Os cardeais revelaram que haviam submetido uma versão anterior das "dubia" no dia 10 de julho, tendo recebido uma resposta do Papa Francisco já no dia seguinte. No entanto, destacaram que as respostas fornecidas pelo Papa não seguiram o padrão usual de simples "sim" ou "não", mas foram extensas e cheias de argumentação. Isso os levou a apresentar um pedido de esclarecimento revisado.

Em suas declarações ao National Catholic Register, os cardeais explicaram que as respostas do Papa Francisco "não dissiparam as dúvidas que eles levantaram, mas, pelo contrário, as aprofundaram". Diante dessa situação, eles sentiram a necessidade de reformular suas perguntas em 21 de agosto, tornando-as mais diretas, na esperança de obter as “responsa” limitadas em "sim" ou "não" – um meio de extrair posições definitivas do Papa.

Os cardeais destacaram que a iniciativa está em conformidade com o Cânon 212 § 3º, que estabelece o dever de todos os fiéis manifestar suas opiniões aos pastores sagrados sobre questões relacionadas ao bem da Igreja:

Cânon 212 § 3º: "Os fiéis, segundo a ciência, a competência e a proeminência de que desfrutam têm o direito e mesmo, por vezes, o dever de manifestar aos sagrados Pastores a sua opinião acerca das coisas atinentes ao bem da Igreja, e de a exporem aos restantes fiéis, salva a integridade da fé e dos costumes, a reverência devida aos Pastores, e tendo em conta a utilidade comum e a dignidade das pessoas."

É importante notar que a prática de emitir "dubia" ganhou destaque durante o pontificado atual. Em 2016, os Cardeais Burke e Brandmüller, juntamente com os falecidos Cardeais Carlo Caffarra e Joachim Meisner, submeteram um conjunto de cinco "dubium" ao Papa Francisco em busca de esclarecimentos sobre a interpretação da exortação apostólica Amoris Laetitia, especialmente no que diz respeito à admissão de católicos divorciados e “recasados” aos sacramentos. No entanto, eles não receberam respostas diretas às suas perguntas.

Em 2021, a Congregação para a Doutrina da Fé emitiu uma "responsa ad dubium" que respondeu simplesmente "não" a uma pergunta sobre se a Igreja tem o poder de abençoar uniões entre pessoas do mesmo sexo. No mesmo ano, o Dicastério para o Culto Divino também emitiu uma "responsa ad dubia" sobre várias questões relacionadas à implementação dos Custódios Traditionis, o motu proprio do Papa Francisco que restringe a Missa Tradicional em Latim.

No início deste ano, em janeiro, o Padre Jesuíta James Martin dirigiu diretamente ao Papa Francisco um conjunto de três "dubium", buscando esclarecimentos sobre os comentários feitos pelo Santo Padre à Associated Press sobre a questão da homossexualidade.
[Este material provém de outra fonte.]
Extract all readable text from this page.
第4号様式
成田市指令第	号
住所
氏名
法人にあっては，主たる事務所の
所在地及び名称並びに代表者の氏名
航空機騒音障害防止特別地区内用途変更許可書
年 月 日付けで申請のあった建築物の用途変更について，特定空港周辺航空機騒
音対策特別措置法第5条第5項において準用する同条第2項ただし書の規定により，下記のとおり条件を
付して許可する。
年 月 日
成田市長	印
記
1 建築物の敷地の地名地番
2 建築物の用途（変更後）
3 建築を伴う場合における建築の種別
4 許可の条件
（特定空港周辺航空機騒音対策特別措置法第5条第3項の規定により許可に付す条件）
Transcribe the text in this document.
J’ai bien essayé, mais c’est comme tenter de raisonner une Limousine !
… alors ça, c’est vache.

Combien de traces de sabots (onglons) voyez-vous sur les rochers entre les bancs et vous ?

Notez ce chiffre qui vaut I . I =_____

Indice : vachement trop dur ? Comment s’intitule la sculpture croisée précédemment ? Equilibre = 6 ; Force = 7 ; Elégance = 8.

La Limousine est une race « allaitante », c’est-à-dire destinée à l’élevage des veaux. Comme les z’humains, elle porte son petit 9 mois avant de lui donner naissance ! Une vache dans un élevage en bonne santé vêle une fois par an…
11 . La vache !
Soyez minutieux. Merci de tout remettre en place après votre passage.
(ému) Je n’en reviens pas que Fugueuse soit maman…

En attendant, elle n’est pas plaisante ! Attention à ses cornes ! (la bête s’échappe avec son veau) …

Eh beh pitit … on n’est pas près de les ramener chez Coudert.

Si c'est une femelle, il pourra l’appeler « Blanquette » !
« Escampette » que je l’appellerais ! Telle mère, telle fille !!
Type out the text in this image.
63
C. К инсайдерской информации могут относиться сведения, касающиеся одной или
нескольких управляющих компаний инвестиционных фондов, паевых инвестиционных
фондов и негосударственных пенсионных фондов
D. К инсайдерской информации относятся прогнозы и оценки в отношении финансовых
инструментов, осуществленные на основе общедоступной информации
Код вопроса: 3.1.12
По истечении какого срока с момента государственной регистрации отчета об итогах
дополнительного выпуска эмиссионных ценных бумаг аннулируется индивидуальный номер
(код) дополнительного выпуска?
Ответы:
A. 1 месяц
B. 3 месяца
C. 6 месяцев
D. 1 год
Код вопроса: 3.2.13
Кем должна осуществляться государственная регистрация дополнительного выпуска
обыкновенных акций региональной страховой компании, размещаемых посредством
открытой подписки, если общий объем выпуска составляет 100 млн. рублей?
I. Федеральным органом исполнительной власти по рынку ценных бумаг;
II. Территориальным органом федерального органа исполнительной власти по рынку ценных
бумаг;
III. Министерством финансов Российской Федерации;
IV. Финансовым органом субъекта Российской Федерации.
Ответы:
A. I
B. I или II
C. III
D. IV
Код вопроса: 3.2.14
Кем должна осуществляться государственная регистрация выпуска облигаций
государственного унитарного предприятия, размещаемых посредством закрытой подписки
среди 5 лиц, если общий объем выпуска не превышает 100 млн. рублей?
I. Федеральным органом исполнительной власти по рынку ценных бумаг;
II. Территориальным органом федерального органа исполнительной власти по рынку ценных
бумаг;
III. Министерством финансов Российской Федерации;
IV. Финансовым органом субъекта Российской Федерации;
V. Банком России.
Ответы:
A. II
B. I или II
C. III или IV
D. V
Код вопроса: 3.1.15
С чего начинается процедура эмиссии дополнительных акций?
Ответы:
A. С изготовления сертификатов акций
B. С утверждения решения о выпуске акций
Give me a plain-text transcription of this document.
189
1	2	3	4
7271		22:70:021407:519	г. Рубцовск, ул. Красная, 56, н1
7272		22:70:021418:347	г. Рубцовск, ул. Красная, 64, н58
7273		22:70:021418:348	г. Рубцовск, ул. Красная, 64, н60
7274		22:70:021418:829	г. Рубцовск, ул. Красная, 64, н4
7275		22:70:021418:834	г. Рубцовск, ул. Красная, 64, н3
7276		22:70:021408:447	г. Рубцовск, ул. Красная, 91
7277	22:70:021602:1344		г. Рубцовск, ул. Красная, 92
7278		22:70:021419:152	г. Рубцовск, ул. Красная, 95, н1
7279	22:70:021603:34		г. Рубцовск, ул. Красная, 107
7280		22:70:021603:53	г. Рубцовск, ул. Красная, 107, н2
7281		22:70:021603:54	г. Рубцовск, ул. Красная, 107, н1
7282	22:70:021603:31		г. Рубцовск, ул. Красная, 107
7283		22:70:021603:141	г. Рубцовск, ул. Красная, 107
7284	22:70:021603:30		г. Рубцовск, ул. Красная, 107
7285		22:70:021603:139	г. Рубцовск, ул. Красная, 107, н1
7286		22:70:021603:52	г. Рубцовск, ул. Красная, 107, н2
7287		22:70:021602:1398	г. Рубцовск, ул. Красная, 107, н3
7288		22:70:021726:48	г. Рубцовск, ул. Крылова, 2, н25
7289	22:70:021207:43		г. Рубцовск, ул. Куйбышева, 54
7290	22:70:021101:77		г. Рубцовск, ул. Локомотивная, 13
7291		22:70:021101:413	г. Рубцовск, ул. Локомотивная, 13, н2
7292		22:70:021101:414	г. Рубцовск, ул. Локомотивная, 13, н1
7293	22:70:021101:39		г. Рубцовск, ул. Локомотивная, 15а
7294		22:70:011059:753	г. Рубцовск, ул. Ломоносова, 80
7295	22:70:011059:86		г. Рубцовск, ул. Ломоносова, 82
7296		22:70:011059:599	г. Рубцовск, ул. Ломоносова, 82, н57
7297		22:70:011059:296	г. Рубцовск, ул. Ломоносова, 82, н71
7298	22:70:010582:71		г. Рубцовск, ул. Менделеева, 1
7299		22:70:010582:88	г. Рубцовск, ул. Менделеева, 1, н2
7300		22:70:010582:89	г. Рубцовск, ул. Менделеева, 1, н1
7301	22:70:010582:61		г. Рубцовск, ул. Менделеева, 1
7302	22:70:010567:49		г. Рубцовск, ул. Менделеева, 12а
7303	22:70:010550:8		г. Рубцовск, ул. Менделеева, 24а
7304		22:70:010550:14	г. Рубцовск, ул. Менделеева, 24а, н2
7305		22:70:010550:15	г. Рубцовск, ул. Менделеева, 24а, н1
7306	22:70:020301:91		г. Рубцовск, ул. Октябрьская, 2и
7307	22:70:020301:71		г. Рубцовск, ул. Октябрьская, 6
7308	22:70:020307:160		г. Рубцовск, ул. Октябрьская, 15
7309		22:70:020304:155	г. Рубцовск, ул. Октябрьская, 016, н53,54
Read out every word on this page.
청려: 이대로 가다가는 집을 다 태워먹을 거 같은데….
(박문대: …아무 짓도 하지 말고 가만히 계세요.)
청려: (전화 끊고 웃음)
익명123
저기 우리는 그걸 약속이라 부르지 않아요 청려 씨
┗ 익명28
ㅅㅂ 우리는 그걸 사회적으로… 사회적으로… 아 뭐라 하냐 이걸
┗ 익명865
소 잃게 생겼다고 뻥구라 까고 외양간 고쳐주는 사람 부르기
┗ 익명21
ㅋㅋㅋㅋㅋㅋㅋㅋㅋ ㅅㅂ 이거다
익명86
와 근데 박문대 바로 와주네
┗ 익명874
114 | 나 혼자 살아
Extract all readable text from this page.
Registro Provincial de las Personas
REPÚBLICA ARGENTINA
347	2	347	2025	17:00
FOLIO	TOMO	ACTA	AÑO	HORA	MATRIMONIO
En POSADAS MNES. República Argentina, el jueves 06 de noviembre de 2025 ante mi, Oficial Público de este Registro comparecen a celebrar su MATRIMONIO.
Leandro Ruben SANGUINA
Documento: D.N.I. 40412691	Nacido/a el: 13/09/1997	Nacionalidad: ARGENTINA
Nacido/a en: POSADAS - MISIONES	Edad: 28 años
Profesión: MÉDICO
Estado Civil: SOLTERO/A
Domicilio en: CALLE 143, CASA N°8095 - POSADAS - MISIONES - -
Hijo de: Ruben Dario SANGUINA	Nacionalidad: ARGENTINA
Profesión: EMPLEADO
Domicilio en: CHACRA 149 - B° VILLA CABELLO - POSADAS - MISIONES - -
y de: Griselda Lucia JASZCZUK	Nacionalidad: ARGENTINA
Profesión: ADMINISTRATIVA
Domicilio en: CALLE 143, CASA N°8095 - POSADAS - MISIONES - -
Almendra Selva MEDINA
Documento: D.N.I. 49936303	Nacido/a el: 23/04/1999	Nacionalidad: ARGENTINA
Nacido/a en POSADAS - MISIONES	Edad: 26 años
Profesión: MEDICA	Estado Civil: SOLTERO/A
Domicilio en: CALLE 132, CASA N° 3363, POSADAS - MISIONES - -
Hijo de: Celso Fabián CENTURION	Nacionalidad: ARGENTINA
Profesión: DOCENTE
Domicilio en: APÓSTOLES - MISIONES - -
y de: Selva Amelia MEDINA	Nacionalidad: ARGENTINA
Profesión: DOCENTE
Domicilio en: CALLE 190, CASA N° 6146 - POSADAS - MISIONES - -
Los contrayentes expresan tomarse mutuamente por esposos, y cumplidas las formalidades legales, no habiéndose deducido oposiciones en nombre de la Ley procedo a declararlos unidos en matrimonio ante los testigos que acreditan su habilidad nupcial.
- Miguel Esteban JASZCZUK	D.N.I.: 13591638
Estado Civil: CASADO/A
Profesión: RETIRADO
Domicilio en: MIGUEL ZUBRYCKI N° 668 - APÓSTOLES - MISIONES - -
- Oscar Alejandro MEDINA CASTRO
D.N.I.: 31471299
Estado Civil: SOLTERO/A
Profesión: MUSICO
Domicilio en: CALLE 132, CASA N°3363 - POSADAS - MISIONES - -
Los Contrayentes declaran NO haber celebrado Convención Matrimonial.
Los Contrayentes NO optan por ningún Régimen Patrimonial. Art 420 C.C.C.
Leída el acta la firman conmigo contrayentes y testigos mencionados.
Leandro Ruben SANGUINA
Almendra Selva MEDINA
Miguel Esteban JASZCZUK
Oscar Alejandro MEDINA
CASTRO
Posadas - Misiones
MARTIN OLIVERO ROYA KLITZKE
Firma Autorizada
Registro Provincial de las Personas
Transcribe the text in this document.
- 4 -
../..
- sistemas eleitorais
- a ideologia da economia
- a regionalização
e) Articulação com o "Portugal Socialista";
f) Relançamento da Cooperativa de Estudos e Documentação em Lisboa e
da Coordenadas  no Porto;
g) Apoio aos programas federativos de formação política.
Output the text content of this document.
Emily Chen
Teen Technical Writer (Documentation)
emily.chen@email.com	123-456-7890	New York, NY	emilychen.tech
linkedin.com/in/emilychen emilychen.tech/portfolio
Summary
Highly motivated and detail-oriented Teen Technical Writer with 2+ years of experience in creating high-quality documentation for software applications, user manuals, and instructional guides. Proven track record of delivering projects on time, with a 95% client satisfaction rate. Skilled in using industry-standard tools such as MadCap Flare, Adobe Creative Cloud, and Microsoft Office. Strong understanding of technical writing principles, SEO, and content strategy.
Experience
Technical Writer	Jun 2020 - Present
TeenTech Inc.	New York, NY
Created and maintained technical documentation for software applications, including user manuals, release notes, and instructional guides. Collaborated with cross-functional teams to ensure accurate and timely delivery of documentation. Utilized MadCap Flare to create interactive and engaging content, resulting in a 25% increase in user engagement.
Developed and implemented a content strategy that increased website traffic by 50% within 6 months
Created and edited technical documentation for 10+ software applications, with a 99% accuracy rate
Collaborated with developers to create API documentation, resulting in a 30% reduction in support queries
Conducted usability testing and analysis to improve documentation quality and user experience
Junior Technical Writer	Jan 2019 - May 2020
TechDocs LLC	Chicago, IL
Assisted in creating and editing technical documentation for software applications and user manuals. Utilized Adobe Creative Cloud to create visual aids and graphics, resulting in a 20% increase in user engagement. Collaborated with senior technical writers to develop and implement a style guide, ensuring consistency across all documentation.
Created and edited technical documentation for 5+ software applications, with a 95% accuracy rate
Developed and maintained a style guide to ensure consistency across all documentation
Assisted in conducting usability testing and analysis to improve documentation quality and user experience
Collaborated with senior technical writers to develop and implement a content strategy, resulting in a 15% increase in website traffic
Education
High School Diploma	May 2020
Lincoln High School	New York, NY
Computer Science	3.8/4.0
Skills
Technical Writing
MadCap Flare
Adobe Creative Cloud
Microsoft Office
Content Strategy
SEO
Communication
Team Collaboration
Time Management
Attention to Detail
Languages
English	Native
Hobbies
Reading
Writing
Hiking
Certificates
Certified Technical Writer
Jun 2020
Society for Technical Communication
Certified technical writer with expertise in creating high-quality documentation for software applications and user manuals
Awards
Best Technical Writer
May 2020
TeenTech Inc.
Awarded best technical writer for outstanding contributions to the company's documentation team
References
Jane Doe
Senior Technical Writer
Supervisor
O Papa Francisco respondeu às perguntas com uma carta manuscrita apenas dois dias depois. 

 

Todas as perguntas

1º DUBIUM:

“Pergunta-se se, na Igreja, a Revelação Divina deve ser “reinterpretada” segundo as mudanças culturais do nosso tempo e segundo a nova visão antropológica que tais mudanças promovem; ou se a Revelação Divina é vinculante para sempre, imutável e que, portanto, não é de se contradizer, de acordo com o ditame do Concílio Vaticano II de que a Deus que revela é devida «a obediência da fé» (Dei Verbum 5); que o que é revelado para a salvação de todos deve permanecer para sempre «íntegro» e vivo, e deve ser «transmitido a todas as gerações» (7); e que o progresso da compreensão não implica qualquer mudança da verdade das coisas e das palavras, porque a fé foi transmitida «duma vez para sempre» (8), e o Magistério não é superior à palavra de Deus, mas ensina apenas o que foi transmitido (10).

Em resposta, o Papa Francisco, em 11 de julho, afirmou que a Igreja poderia aprofundar sua compreensão do depósito da fé, mas os cardeais consideraram que essa resposta não abordava suas preocupações essenciais. Eles reiteraram a inquietação de que algumas vozes argumentavam que as mudanças culturais e antropológicas deveriam levar a Igreja a ensinar doutrinas opostas às suas crenças tradicionais, abrangendo questões centrais para a salvação, como a confissão de fé, critérios para receber os sacramentos e a observância da lei moral.

REFORMULAÇÃO:

“A Igreja tem a capacidade de ensinar doutrinas que contrariam aquelas que foram ensinadas anteriormente em questões de fé e moral, seja por meio de declarações papais ex cathedra, definições de Concílios Ecumênicos ou pelo magistério ordinário universal dos bispos em todo o mundo, conforme descrito na Lumen Gentium, 25?”

2º DUBIUM:

“Pode a Igreja derrogar este "princípio" [negar adiferença sexual é consequência da negação do Criador], considerando-o, em contraste com o que ensina Veritatis splendor 103, como um simples ideal, e aceitando como "bem possível" situações objectivamente pecaminosas, como as uniões com pessoas do mesmo sexo, sem assim atentar contra a doutrina revelada?”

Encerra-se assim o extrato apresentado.